The cult's power extends far beyond Ukraine. 'I don't know what kind of influence she was under, it was so strong,' remembers Valentina Serebrikova, searching for a 19-year-old sister who ran away from home eight time zones away in the Russian town of Nakhodka on the Pacific. She worries about falling under the same mysterious spell.

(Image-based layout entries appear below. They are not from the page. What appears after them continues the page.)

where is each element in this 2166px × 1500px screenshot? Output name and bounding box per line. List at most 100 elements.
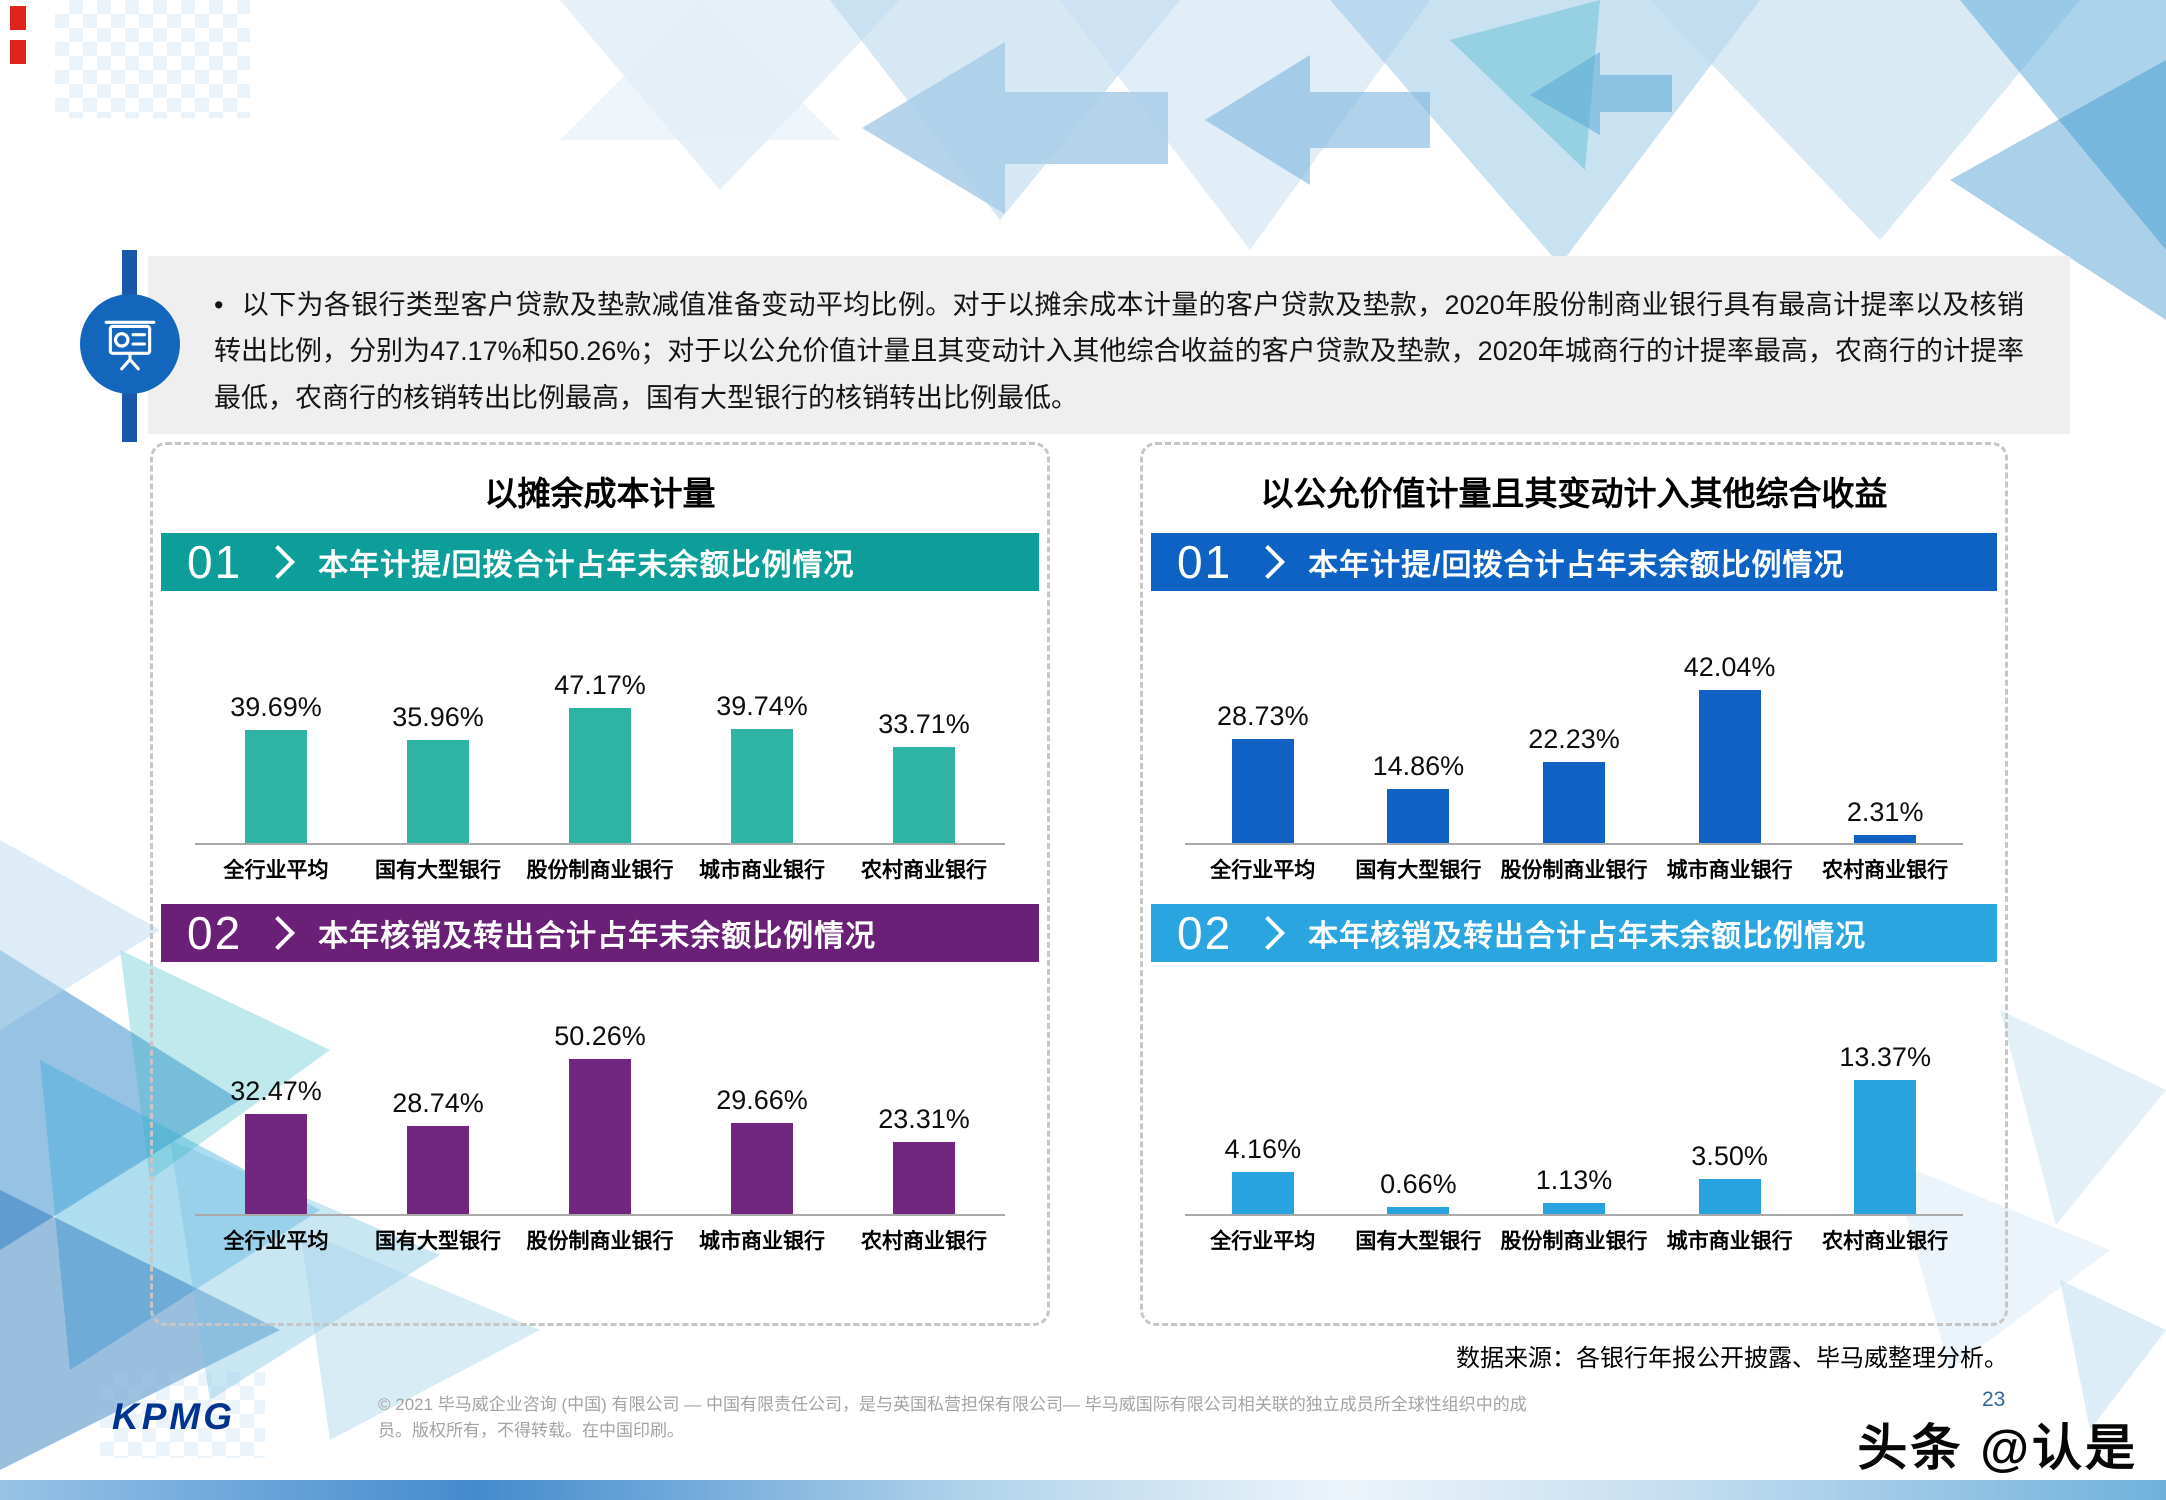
bar-value-label: 2.31% bbox=[1846, 796, 1924, 827]
bar-value-label: 4.16% bbox=[1224, 1134, 1302, 1165]
bar bbox=[1231, 738, 1294, 843]
bar-value-label: 13.37% bbox=[1839, 1042, 1931, 1073]
bar-column: 50.26% bbox=[519, 1021, 681, 1214]
bar bbox=[893, 746, 955, 843]
bar-column: 3.50% bbox=[1652, 1141, 1808, 1214]
category-label: 股份制商业银行 bbox=[526, 859, 674, 882]
bar-column: 13.37% bbox=[1807, 1042, 1963, 1214]
chevron-right-icon bbox=[1251, 916, 1286, 950]
bar-value-label: 29.66% bbox=[716, 1084, 808, 1115]
bar-column: 39.74% bbox=[681, 691, 843, 843]
bar-column: 32.47% bbox=[195, 1076, 357, 1214]
summary-note-box: • 以下为各银行类型客户贷款及垫款减值准备变动平均比例。对于以摊余成本计量的客户贷… bbox=[148, 256, 2070, 434]
section-number: 01 bbox=[187, 536, 243, 588]
bar-column: 23.31% bbox=[843, 1104, 1005, 1214]
copyright-line-1: © 2021 毕马威企业咨询 (中国) 有限公司 — 中国有限责任公司，是与英国… bbox=[378, 1395, 1527, 1414]
bar-column: 39.69% bbox=[195, 692, 357, 843]
bar-value-label: 28.73% bbox=[1217, 700, 1309, 731]
bar-value-label: 0.66% bbox=[1380, 1169, 1457, 1200]
bar bbox=[1854, 1080, 1917, 1214]
bar-column: 29.66% bbox=[681, 1085, 843, 1214]
bar-value-label: 1.13% bbox=[1535, 1164, 1613, 1195]
panel-amortized-cost: 以摊余成本计量 01 本年计提/回拨合计占年末余额比例情况 39.69% 35.9… bbox=[150, 442, 1050, 1326]
bar-column: 28.73% bbox=[1185, 701, 1341, 843]
category-label: 股份制商业银行 bbox=[526, 1230, 674, 1253]
category-label: 农村商业银行 bbox=[1822, 1230, 1949, 1253]
checker-pattern-top bbox=[55, 0, 250, 118]
bar bbox=[245, 729, 307, 843]
category-axis: 全行业平均 国有大型银行 股份制商业银行 城市商业银行 农村商业银行 bbox=[195, 1225, 1005, 1269]
bar bbox=[1387, 788, 1450, 843]
bar-column: 22.23% bbox=[1496, 724, 1652, 843]
red-mark-bottom bbox=[10, 40, 26, 64]
page-number: 23 bbox=[1982, 1388, 2006, 1411]
category-label: 股份制商业银行 bbox=[1500, 859, 1648, 882]
category-label: 国有大型银行 bbox=[1355, 859, 1482, 882]
bar-column: 28.74% bbox=[357, 1088, 519, 1214]
chevron-right-icon bbox=[261, 916, 296, 950]
bar-value-label: 33.71% bbox=[878, 708, 970, 739]
bar-value-label: 39.74% bbox=[716, 691, 808, 722]
bar-column: 0.66% bbox=[1341, 1169, 1497, 1214]
category-label: 农村商业银行 bbox=[861, 859, 987, 882]
category-label: 城市商业银行 bbox=[699, 1230, 825, 1253]
bar-value-label: 23.31% bbox=[878, 1104, 970, 1135]
copyright-line-2: 员。版权所有，不得转载。在中国印刷。 bbox=[378, 1421, 684, 1441]
bar-chart-amortized-provision: 39.69% 35.96% 47.17% 39.74% 33.71% 全行业平均 国有大型银… bbox=[161, 591, 1039, 898]
bar bbox=[731, 729, 793, 843]
bar-value-label: 32.47% bbox=[230, 1076, 322, 1107]
bar-value-label: 47.17% bbox=[554, 670, 646, 701]
section-header-writeoff: 02 本年核销及转出合计占年末余额比例情况 bbox=[161, 904, 1039, 962]
bar bbox=[569, 1059, 631, 1214]
section-header-provision: 01 本年计提/回拨合计占年末余额比例情况 bbox=[161, 533, 1039, 591]
category-label: 国有大型银行 bbox=[375, 859, 501, 882]
bar-chart-fvoci-writeoff: 4.16% 0.66% 1.13% 3.50% 13.37% 全行业平均 国有大型银行 股份制… bbox=[1151, 962, 1997, 1269]
bar bbox=[893, 1142, 955, 1214]
section-number: 01 bbox=[1177, 536, 1233, 588]
bar bbox=[1542, 762, 1605, 843]
panel-title: 以摊余成本计量 bbox=[484, 475, 716, 512]
bar bbox=[1698, 1179, 1761, 1214]
bar-column: 4.16% bbox=[1185, 1134, 1341, 1214]
red-mark-top bbox=[10, 6, 26, 30]
category-label: 全行业平均 bbox=[1210, 859, 1316, 882]
bar bbox=[1542, 1202, 1605, 1214]
bullet-glyph: • bbox=[214, 290, 224, 320]
bar bbox=[1231, 1172, 1294, 1214]
section-number: 02 bbox=[1177, 907, 1233, 959]
category-label: 全行业平均 bbox=[1210, 1230, 1316, 1253]
bar bbox=[245, 1114, 307, 1214]
bar-plot-area: 39.69% 35.96% 47.17% 39.74% 33.71% bbox=[195, 597, 1005, 845]
section-header-writeoff: 02 本年核销及转出合计占年末余额比例情况 bbox=[1151, 904, 1997, 962]
bar-value-label: 22.23% bbox=[1528, 724, 1620, 755]
kpmg-logo: KPMG bbox=[112, 1396, 235, 1437]
category-label: 城市商业银行 bbox=[1666, 859, 1793, 882]
bar-value-label: 14.86% bbox=[1372, 750, 1465, 781]
category-label: 国有大型银行 bbox=[1355, 1230, 1482, 1253]
category-label: 城市商业银行 bbox=[699, 859, 825, 882]
section-label: 本年核销及转出合计占年末余额比例情况 bbox=[1308, 920, 1867, 953]
data-source-note: 数据来源：各银行年报公开披露、毕马威整理分析。 bbox=[1456, 1345, 2008, 1372]
category-axis: 全行业平均 国有大型银行 股份制商业银行 城市商业银行 农村商业银行 bbox=[1185, 1225, 1963, 1269]
bar bbox=[731, 1122, 793, 1214]
section-label: 本年计提/回拨合计占年末余额比例情况 bbox=[1308, 549, 1845, 582]
bar-value-label: 50.26% bbox=[554, 1021, 646, 1052]
presentation-icon bbox=[80, 294, 180, 394]
bar bbox=[407, 740, 469, 843]
panel-fvoci: 以公允价值计量且其变动计入其他综合收益 01 本年计提/回拨合计占年末余额比例情… bbox=[1140, 442, 2008, 1326]
bar-plot-area: 4.16% 0.66% 1.13% 3.50% 13.37% bbox=[1185, 968, 1963, 1216]
chevron-right-icon bbox=[261, 545, 296, 579]
bar bbox=[569, 708, 631, 843]
category-label: 农村商业银行 bbox=[861, 1230, 987, 1253]
bar-column: 14.86% bbox=[1341, 751, 1497, 843]
bar-chart-fvoci-provision: 28.73% 14.86% 22.23% 42.04% 2.31% 全行业平均 国有大型银行… bbox=[1151, 591, 1997, 898]
summary-note-text: • 以下为各银行类型客户贷款及垫款减值准备变动平均比例。对于以摊余成本计量的客户贷… bbox=[214, 282, 2024, 421]
checker-pattern-logo bbox=[100, 1372, 265, 1458]
chevron-right-icon bbox=[1251, 545, 1286, 579]
category-label: 股份制商业银行 bbox=[1500, 1230, 1648, 1253]
bar bbox=[1698, 690, 1761, 843]
bar-value-label: 42.04% bbox=[1683, 652, 1776, 683]
category-axis: 全行业平均 国有大型银行 股份制商业银行 城市商业银行 农村商业银行 bbox=[195, 854, 1005, 898]
bar-plot-area: 28.73% 14.86% 22.23% 42.04% 2.31% bbox=[1185, 597, 1963, 845]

The end of the world itself is something of a movable feast, fixed for 24 November and then rescheduled for today. Someone miscounted the requisite 1,265 days from the Brotherhood's birth. Then there was a further mishap: God was arrested and charged with hooliganism. She is Marina Tsvygun, mousy-haired former journalist, people's deputy for Leninsky district on the Donetsk city council, part-time waitress and, since a bungled abortion in 1990, occult messiah who prefers to go by the name Maria Devi Khristos. She is 33 - Jesus's age when he was crucified. Police picked her up after a brawl in St Sophia's Cathedral on Wednesday, but realised she was their Most Wanted Deity only when people started kissing her feet. Also seized was the sect's principal prophet, Yuri Krivonogov. A student of yoga and Indian mysticism, he is said to be a talented hypnotist who helped the Soviet military develop mind-altering weapons.

No time has been lost in trying to demystify the cult. 'Supposedly you can't imprison God, but here God is in jail,' scoffed the Interior Ministry spokesman. Maria's mother, Svetlana Matsko, has said her daughter was changed by an incompetent anaesthetist, not divinity. She slipped into clinical death during an abortion and came to, claiming to be God: 'Specialists have only one answer: she is crazy.'

Police add that while unhinged, God is eating heartily. A video shown on Ukrainian television shows her cursing her soft-spoken Interior Ministry interrogator in a high-pitched squeal. 'Should I call you Maria?' asks the official politely. 'My name is God,' she snaps back, her claims of omnipotence clashing with a modest taste in fashion: a conservative wool sweater over a white shirt with a dainty lace collar and cuffs. 'Okay, God . . .'

Metropolitan Filaret of the Orthodox Church condemns her as the Antichrist. Nationalists suspect a demonic Russian plot to revive the Soviet Union at a time when Ukraine faces disaster, its currency debauched, its industry collapsing, its nuclear weapons falling apart.

Outside St Sophia's, an old lady conducted a seminar examining dicrepancies between White Brotherhood texts and the Bible. Attacks on President Leonid Kravchuk as Pontius Pilate and claims that he and other politicians were servants of Satan contravened Romans xiii, 4, she explained.

The sect's cooky theology, though, has struck a chord. The end of Communism has not only left a void but also discredited professions that might have helped to fill it: the Ukrainian church is riven by feuds and factions; psychiatry is still recovering from Soviet abuses; politics has lost the idealism that accompanied independence, and, poisoned by corruption, it is brushed aside with contempt.